At a glance.
- US court rules that the FBI’s warrantless FISA searches violated Fourth Amendment.
- US Justice Department indicts five individuals over North Korean IT worker scheme.
- Texas investigates four more car companies for alleged deceptive data collection practices.
US court rules that the FBI’s warrantless FISA searches violated Fourth Amendment
A federal court in New York has ruled that the FBI violated a US resident's Fourth Amendment rights by using communications collected under Section 702 of the Foreign Intelligence Surveillance Act (FISA) as evidence to prosecute him, Ars Technica reports. FISA authorizes the warrantless gathering of communications data from non-US residents outside the United States, but often involves incidental collection of US residents' conversations. The government's use of these communications has been a major point of controversy, with digital rights groups like the EFF and ACLU asserting that the law has led to widespread privacy violations.

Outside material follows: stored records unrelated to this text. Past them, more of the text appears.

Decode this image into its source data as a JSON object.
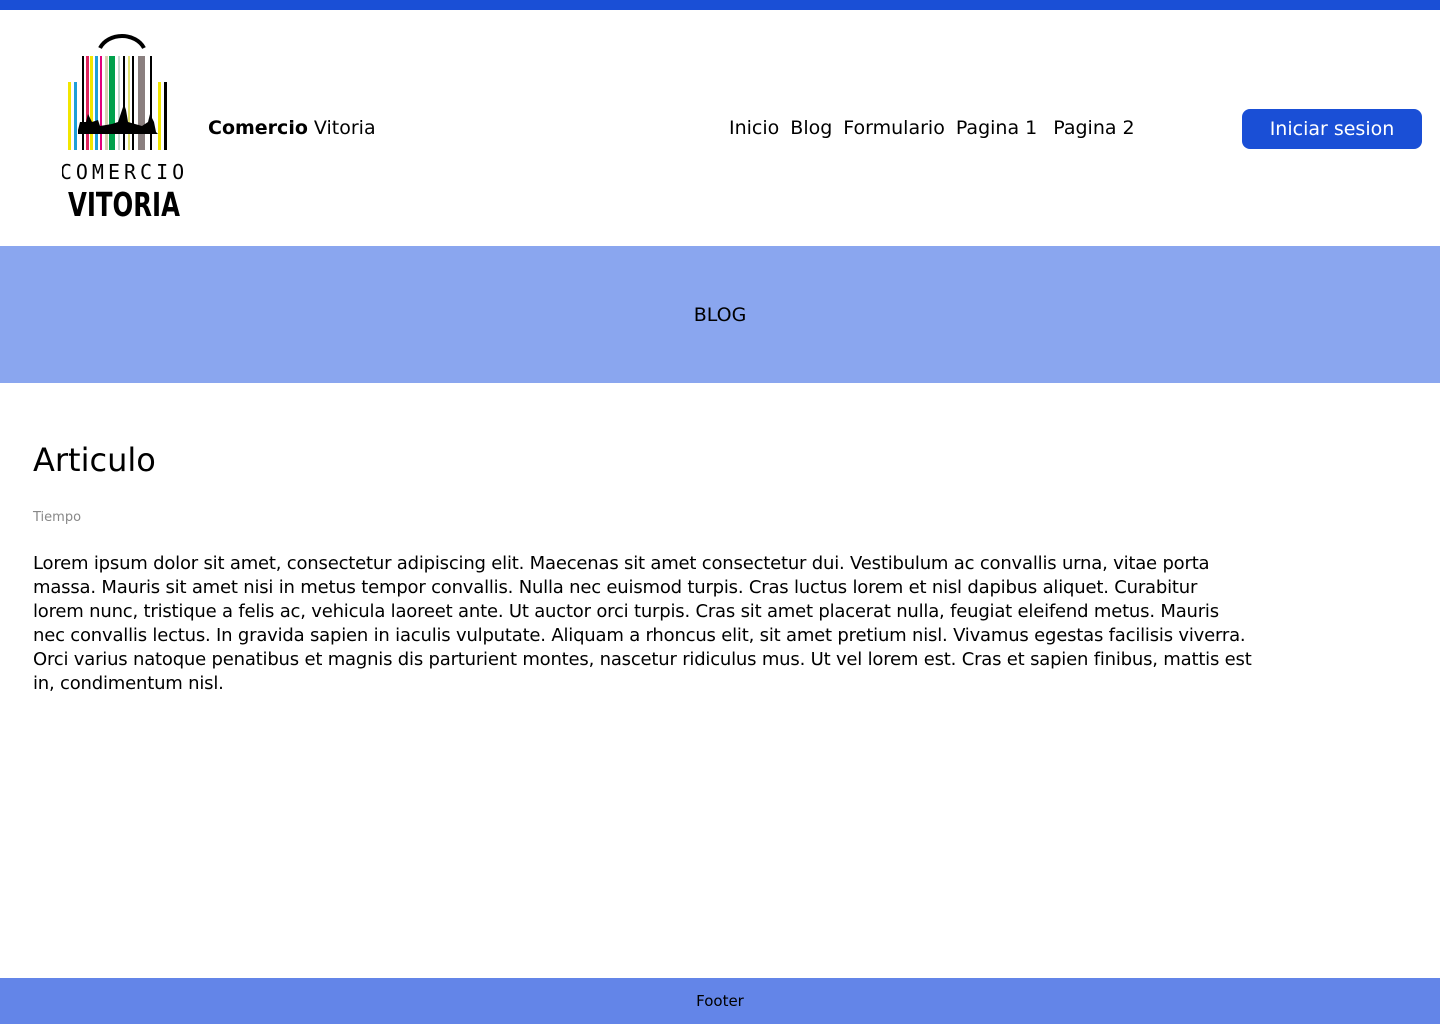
{
  "header": {
    "logo_text": [
      "COMERCIO",
      "VITORIA"
    ],
    "brand_bold": "Comercio",
    "brand_rest": " Vitoria",
    "nav": [
      "Inicio",
      "Blog",
      "Formulario",
      "Pagina 1",
      "Pagina 2"
    ],
    "login_label": "Iniciar sesion"
  },
  "banner": {
    "title": "BLOG"
  },
  "article": {
    "title": "Articulo",
    "time": "Tiempo",
    "body": "Lorem ipsum dolor sit amet, consectetur adipiscing elit. Maecenas sit amet consectetur dui. Vestibulum ac convallis urna, vitae porta massa. Mauris sit amet nisi in metus tempor convallis. Nulla nec euismod turpis. Cras luctus lorem et nisl dapibus aliquet. Curabitur lorem nunc, tristique a felis ac, vehicula laoreet ante. Ut auctor orci turpis. Cras sit amet placerat nulla, feugiat eleifend metus. Mauris nec convallis lectus. In gravida sapien in iaculis vulputate. Aliquam a rhoncus elit, sit amet pretium nisl. Vivamus egestas facilisis viverra. Orci varius natoque penatibus et magnis dis parturient montes, nascetur ridiculus mus. Ut vel lorem est. Cras et sapien finibus, mattis est in, condimentum nisl."
  },
  "footer": {
    "label": "Footer"
  },
  "colors": {
    "primary": "#1a4fd6",
    "banner": "#8aa6ef",
    "footer": "#6385e8"
  }
}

Federal district Judge LaShann DeArcy Hall, in a decision made last month and unsealed this week, agreed with an appeals court ruling that "the government cannot circumvent application of the warrant requirement simply because queried information is already collected and held by the government." DeArcy Hall wrote. "To hold otherwise would effectively allow law enforcement to amass a repository of communications under Section 702, including those of US persons that can later be searched on demand without limitation. While communications of US persons may nonetheless be intercepted, incidentally or inadvertently, it would be paradoxical to permit warrantless searches of the same information that Section 702 is specifically designed to avoid collecting." The ruling stops short of banning all warrantless searches but emphasizes the need for tighter controls.
The case in question involved Albanian citizen and US resident Agron Hasbajrami, who was arrested at JFK airport in New York in 2011 and convicted of attempting to provide material support to terrorists. The Register notes that DeArcy Hall denied a request to suppress the evidence in this case for separate reasons, so Hasbajrami will remain in prison.